When I launched my ebook A Writer’s Bucket List in early 2013, I had a Twitter bonanza. The platform is my favorite way to connect with colleagues and readers, so I naturally lean on it for self-promotion. However, I knew not to expect much for direct sales, even from directly-promotional tweets.
Many authors are struggling to figure out how to use Twitter to sell books. That’s because Twitter doesn’t sell books.
Instead, the social medium is part of the long game of building your author platform so you can engage with readers elsewhere and, eventually, possibly sell books to some of them. (Like this idea? Click to tweet it.)
It may seem counter-intuitive for a platform with a limited character count, but I’ve made some of my closest professional connections through Twitter. Users are open to meeting new people when they’re there. Compare that with networks like Facebook and LinkedIn, where people often restrict their connections and information to people they already know, and Twitter is your obvious launching point for building a community around your brand as an author.
Here’s how you can use Twitter to grow your community and, indirectly, increase interest in your books and services:
Make it easy to opt in
Tweeting is an easy way for someone to support you. You can even provide pre-written tweetable messages and a Click to Tweet link, so that all they have to do is click.
Even if they don’t expend much effort, once someone has supported you or your product, they feel more invested in you, more interested in seeing what you do next, and more likely to stick around.
Send thank-you notes
Whenever someone shares your book — or anything else you’ve written — on Twitter, they also probably @mention you. Since you’re directly notified of their support, you can easily follow up with a thank you.
This isn’t always the case if they share via email, Facebook or another channel. This opportunity to say, “Thanks for sharing!” creates an extra point of contact, prompting conversations and deepening your connection with loyal readers.
Boost your morale
Tons of @mentions streaming in throughout the day can fuel you with the positive attention you need to keep active, especially during an exhausting book launch or major promotion. This is a little vain to admit, but I definitely appreciate (and sometimes desperately need!) those virtual pats on the back that remind me people are enjoying and supporting my work.
Using Twitter lists is not just a neat way to organize your social and professional connections; it’s also a simple reminder to connect with certain people, and a way to showcase those you love. Most important for me are two private lists: a “Notice Me” list (prompted by Alexis Grant) to forge connections with leaders in my industry, and a “Helpful Besties” list to keep up with and support people who have been particularly supportive to me over the years.
Hop into Twitter chats
An awesome way to help members of your community connect with each other, plus regularly revive momentum around your author brand, Twitter chats are one of my favorite “promo” activities. Join existing chats for bloggers or authors in your genre, or host one of your own that gets people talking about your unique message. They’re the perfect way to connect with tweeps who already love what you love!
Become a go-to resource
You may already know the “80/20 Rule” of social media: spend 20 percent of the time talking about yourself, and 80 percent talking about others. Not only is it a good practice to promote the blog posts, books, and resources of others in your niche or genre, but it’s also a way for you to make your Twitter feed a must-read for your followers by ensuring they’ll always find something valuable there.

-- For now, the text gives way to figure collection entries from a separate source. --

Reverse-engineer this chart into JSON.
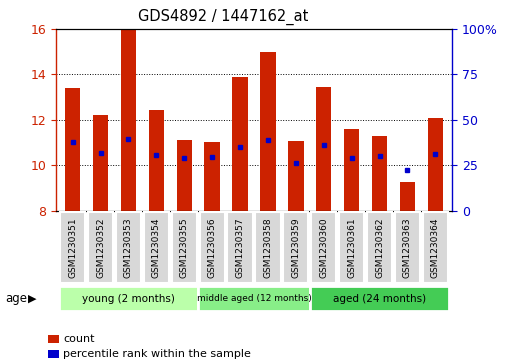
{
  "title": "GDS4892 / 1447162_at",
  "samples": [
    "GSM1230351",
    "GSM1230352",
    "GSM1230353",
    "GSM1230354",
    "GSM1230355",
    "GSM1230356",
    "GSM1230357",
    "GSM1230358",
    "GSM1230359",
    "GSM1230360",
    "GSM1230361",
    "GSM1230362",
    "GSM1230363",
    "GSM1230364"
  ],
  "count_values": [
    13.4,
    12.2,
    16.0,
    12.45,
    11.1,
    11.0,
    13.9,
    15.0,
    11.05,
    13.45,
    11.6,
    11.3,
    9.25,
    12.1
  ],
  "percentile_values": [
    11.0,
    10.55,
    11.15,
    10.45,
    10.3,
    10.35,
    10.8,
    11.1,
    10.1,
    10.9,
    10.3,
    10.4,
    9.8,
    10.5
  ],
  "ylim": [
    8,
    16
  ],
  "yticks": [
    8,
    10,
    12,
    14,
    16
  ],
  "right_yticks_vals": [
    8,
    10,
    12,
    14,
    16
  ],
  "right_yticks_labels": [
    "0",
    "25",
    "50",
    "75",
    "100%"
  ],
  "bar_color": "#cc2200",
  "dot_color": "#0000cc",
  "groups": [
    {
      "label": "young (2 months)",
      "start": 0,
      "end": 5
    },
    {
      "label": "middle aged (12 months)",
      "start": 5,
      "end": 9
    },
    {
      "label": "aged (24 months)",
      "start": 9,
      "end": 14
    }
  ],
  "group_colors": [
    "#bbffaa",
    "#88ee88",
    "#44cc55"
  ],
  "group_label": "age",
  "legend_count_label": "count",
  "legend_percentile_label": "percentile rank within the sample",
  "bar_bottom": 8.0,
  "bar_width": 0.55
}
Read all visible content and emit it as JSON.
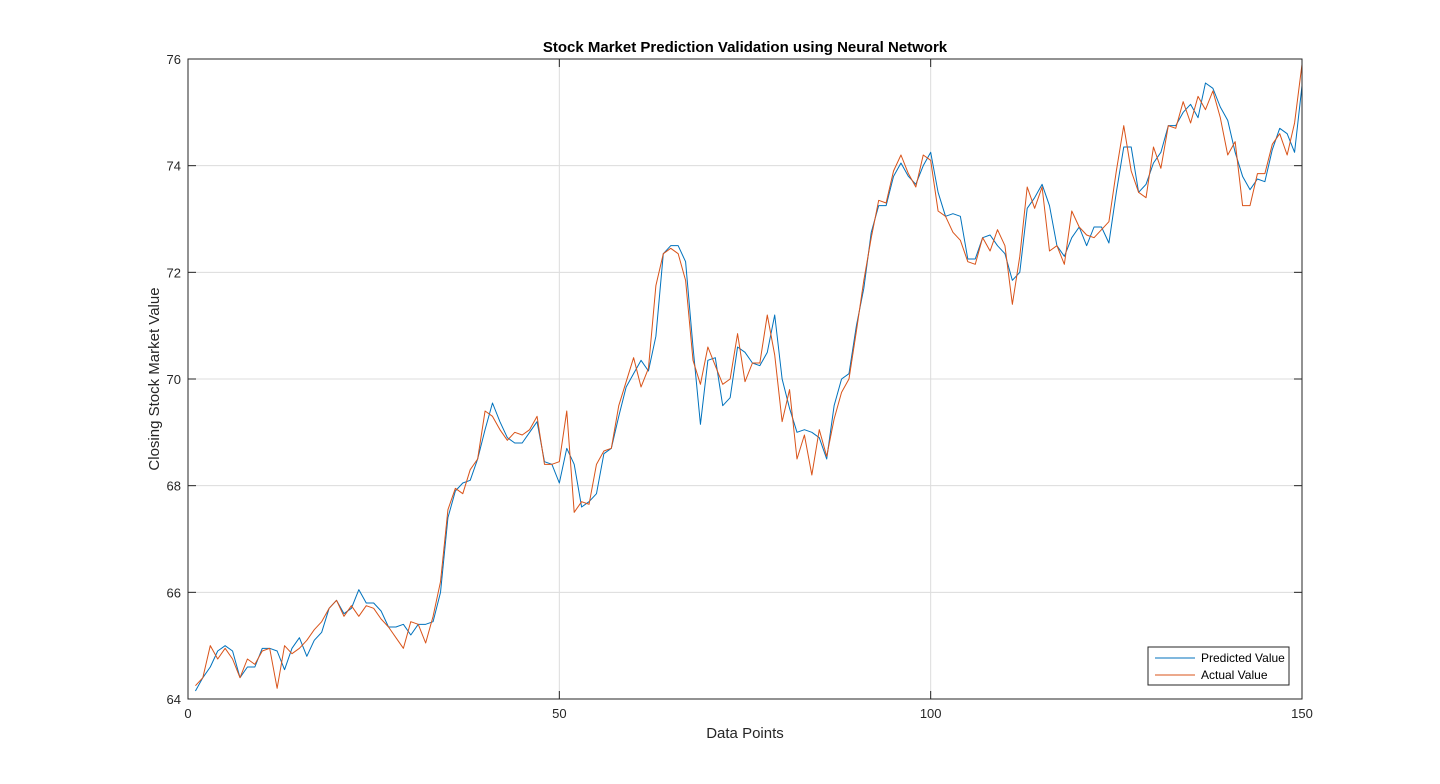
{
  "chart_data": {
    "type": "line",
    "title": "Stock Market Prediction Validation using Neural Network",
    "xlabel": "Data Points",
    "ylabel": "Closing Stock Market Value",
    "xlim": [
      0,
      150
    ],
    "ylim": [
      64,
      76
    ],
    "xticks": [
      0,
      50,
      100,
      150
    ],
    "yticks": [
      64,
      66,
      68,
      70,
      72,
      74,
      76
    ],
    "xtick_labels": [
      "0",
      "50",
      "100",
      "150"
    ],
    "ytick_labels": [
      "64",
      "66",
      "68",
      "70",
      "72",
      "74",
      "76"
    ],
    "grid": true,
    "legend_position": "bottom-right",
    "series": [
      {
        "name": "Predicted Value",
        "color": "#0072BD",
        "x": [
          1,
          2,
          3,
          4,
          5,
          6,
          7,
          8,
          9,
          10,
          11,
          12,
          13,
          14,
          15,
          16,
          17,
          18,
          19,
          20,
          21,
          22,
          23,
          24,
          25,
          26,
          27,
          28,
          29,
          30,
          31,
          32,
          33,
          34,
          35,
          36,
          37,
          38,
          39,
          40,
          41,
          42,
          43,
          44,
          45,
          46,
          47,
          48,
          49,
          50,
          51,
          52,
          53,
          54,
          55,
          56,
          57,
          58,
          59,
          60,
          61,
          62,
          63,
          64,
          65,
          66,
          67,
          68,
          69,
          70,
          71,
          72,
          73,
          74,
          75,
          76,
          77,
          78,
          79,
          80,
          81,
          82,
          83,
          84,
          85,
          86,
          87,
          88,
          89,
          90,
          91,
          92,
          93,
          94,
          95,
          96,
          97,
          98,
          99,
          100,
          101,
          102,
          103,
          104,
          105,
          106,
          107,
          108,
          109,
          110,
          111,
          112,
          113,
          114,
          115,
          116,
          117,
          118,
          119,
          120,
          121,
          122,
          123,
          124,
          125,
          126,
          127,
          128,
          129,
          130,
          131,
          132,
          133,
          134,
          135,
          136,
          137,
          138,
          139,
          140,
          141,
          142,
          143,
          144,
          145,
          146,
          147,
          148,
          149,
          150
        ],
        "values": [
          64.15,
          64.4,
          64.6,
          64.9,
          65.0,
          64.9,
          64.4,
          64.6,
          64.6,
          64.95,
          64.95,
          64.9,
          64.55,
          64.95,
          65.15,
          64.8,
          65.1,
          65.25,
          65.7,
          65.85,
          65.6,
          65.7,
          66.05,
          65.8,
          65.8,
          65.65,
          65.35,
          65.35,
          65.4,
          65.2,
          65.4,
          65.4,
          65.45,
          66.0,
          67.4,
          67.9,
          68.05,
          68.1,
          68.5,
          69.05,
          69.55,
          69.2,
          68.9,
          68.8,
          68.8,
          69.0,
          69.2,
          68.45,
          68.4,
          68.05,
          68.7,
          68.4,
          67.6,
          67.7,
          67.85,
          68.6,
          68.7,
          69.3,
          69.85,
          70.1,
          70.35,
          70.15,
          70.8,
          72.35,
          72.5,
          72.5,
          72.2,
          70.6,
          69.15,
          70.35,
          70.4,
          69.5,
          69.65,
          70.6,
          70.5,
          70.3,
          70.25,
          70.5,
          71.2,
          70.0,
          69.45,
          69.0,
          69.05,
          69.0,
          68.9,
          68.5,
          69.5,
          70.0,
          70.1,
          71.0,
          71.7,
          72.75,
          73.25,
          73.25,
          73.8,
          74.05,
          73.8,
          73.65,
          74.0,
          74.25,
          73.5,
          73.05,
          73.1,
          73.05,
          72.25,
          72.25,
          72.65,
          72.7,
          72.5,
          72.35,
          71.85,
          72.0,
          73.2,
          73.4,
          73.65,
          73.25,
          72.5,
          72.3,
          72.65,
          72.85,
          72.5,
          72.85,
          72.85,
          72.55,
          73.5,
          74.35,
          74.35,
          73.5,
          73.65,
          74.05,
          74.25,
          74.75,
          74.75,
          75.0,
          75.15,
          74.9,
          75.55,
          75.45,
          75.1,
          74.85,
          74.25,
          73.8,
          73.55,
          73.75,
          73.7,
          74.3,
          74.7,
          74.6,
          74.25,
          75.5
        ]
      },
      {
        "name": "Actual Value",
        "color": "#D95319",
        "x": [
          1,
          2,
          3,
          4,
          5,
          6,
          7,
          8,
          9,
          10,
          11,
          12,
          13,
          14,
          15,
          16,
          17,
          18,
          19,
          20,
          21,
          22,
          23,
          24,
          25,
          26,
          27,
          28,
          29,
          30,
          31,
          32,
          33,
          34,
          35,
          36,
          37,
          38,
          39,
          40,
          41,
          42,
          43,
          44,
          45,
          46,
          47,
          48,
          49,
          50,
          51,
          52,
          53,
          54,
          55,
          56,
          57,
          58,
          59,
          60,
          61,
          62,
          63,
          64,
          65,
          66,
          67,
          68,
          69,
          70,
          71,
          72,
          73,
          74,
          75,
          76,
          77,
          78,
          79,
          80,
          81,
          82,
          83,
          84,
          85,
          86,
          87,
          88,
          89,
          90,
          91,
          92,
          93,
          94,
          95,
          96,
          97,
          98,
          99,
          100,
          101,
          102,
          103,
          104,
          105,
          106,
          107,
          108,
          109,
          110,
          111,
          112,
          113,
          114,
          115,
          116,
          117,
          118,
          119,
          120,
          121,
          122,
          123,
          124,
          125,
          126,
          127,
          128,
          129,
          130,
          131,
          132,
          133,
          134,
          135,
          136,
          137,
          138,
          139,
          140,
          141,
          142,
          143,
          144,
          145,
          146,
          147,
          148,
          149,
          150
        ],
        "values": [
          64.25,
          64.4,
          65.0,
          64.75,
          64.95,
          64.75,
          64.4,
          64.75,
          64.65,
          64.9,
          64.95,
          64.2,
          65.0,
          64.85,
          64.95,
          65.1,
          65.3,
          65.45,
          65.7,
          65.85,
          65.55,
          65.75,
          65.55,
          65.75,
          65.7,
          65.5,
          65.35,
          65.15,
          64.95,
          65.45,
          65.4,
          65.05,
          65.55,
          66.2,
          67.55,
          67.95,
          67.85,
          68.3,
          68.5,
          69.4,
          69.3,
          69.05,
          68.85,
          69.0,
          68.95,
          69.05,
          69.3,
          68.4,
          68.4,
          68.45,
          69.4,
          67.5,
          67.7,
          67.65,
          68.4,
          68.65,
          68.7,
          69.5,
          69.95,
          70.4,
          69.85,
          70.2,
          71.75,
          72.35,
          72.45,
          72.35,
          71.85,
          70.35,
          69.9,
          70.6,
          70.25,
          69.9,
          70.0,
          70.85,
          69.95,
          70.3,
          70.3,
          71.2,
          70.45,
          69.2,
          69.8,
          68.5,
          68.95,
          68.2,
          69.05,
          68.55,
          69.25,
          69.75,
          70.0,
          70.9,
          71.85,
          72.65,
          73.35,
          73.3,
          73.9,
          74.2,
          73.85,
          73.6,
          74.2,
          74.1,
          73.15,
          73.05,
          72.75,
          72.6,
          72.2,
          72.15,
          72.65,
          72.4,
          72.8,
          72.5,
          71.4,
          72.3,
          73.6,
          73.2,
          73.6,
          72.4,
          72.5,
          72.15,
          73.15,
          72.85,
          72.7,
          72.65,
          72.8,
          72.95,
          73.9,
          74.75,
          73.9,
          73.5,
          73.4,
          74.35,
          73.95,
          74.75,
          74.7,
          75.2,
          74.8,
          75.3,
          75.05,
          75.4,
          74.9,
          74.2,
          74.45,
          73.25,
          73.25,
          73.85,
          73.85,
          74.4,
          74.6,
          74.2,
          74.8,
          75.9
        ]
      }
    ]
  }
}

Want to get people talking to you? Ask them something! Your Twitter followers might not speak up when you share your brilliant thoughts or latest articles because they’re intimidated or afraid to intrude. But if you reach out to them and welcome their comments, they’ll be happy to share — sparking a conversation and letting you get to know a little about what makes them tick!
Share life and biz updates
This one is pretty obvious, and it’s probably what you’re already doing on Twitter if you’re trying to sell books or grow your platform there. I’ll add that talking about yourself on social media doesn’t have to be all about you.
Share updates and tidbits from your life as a burgeoning author as another way of connecting with followers, not promoting yourself. Show not only your victories but also your vulnerabilities, setbacks, even–gasp!–failures, so your followers understand they’re connecting with a real human, not a promo-bot.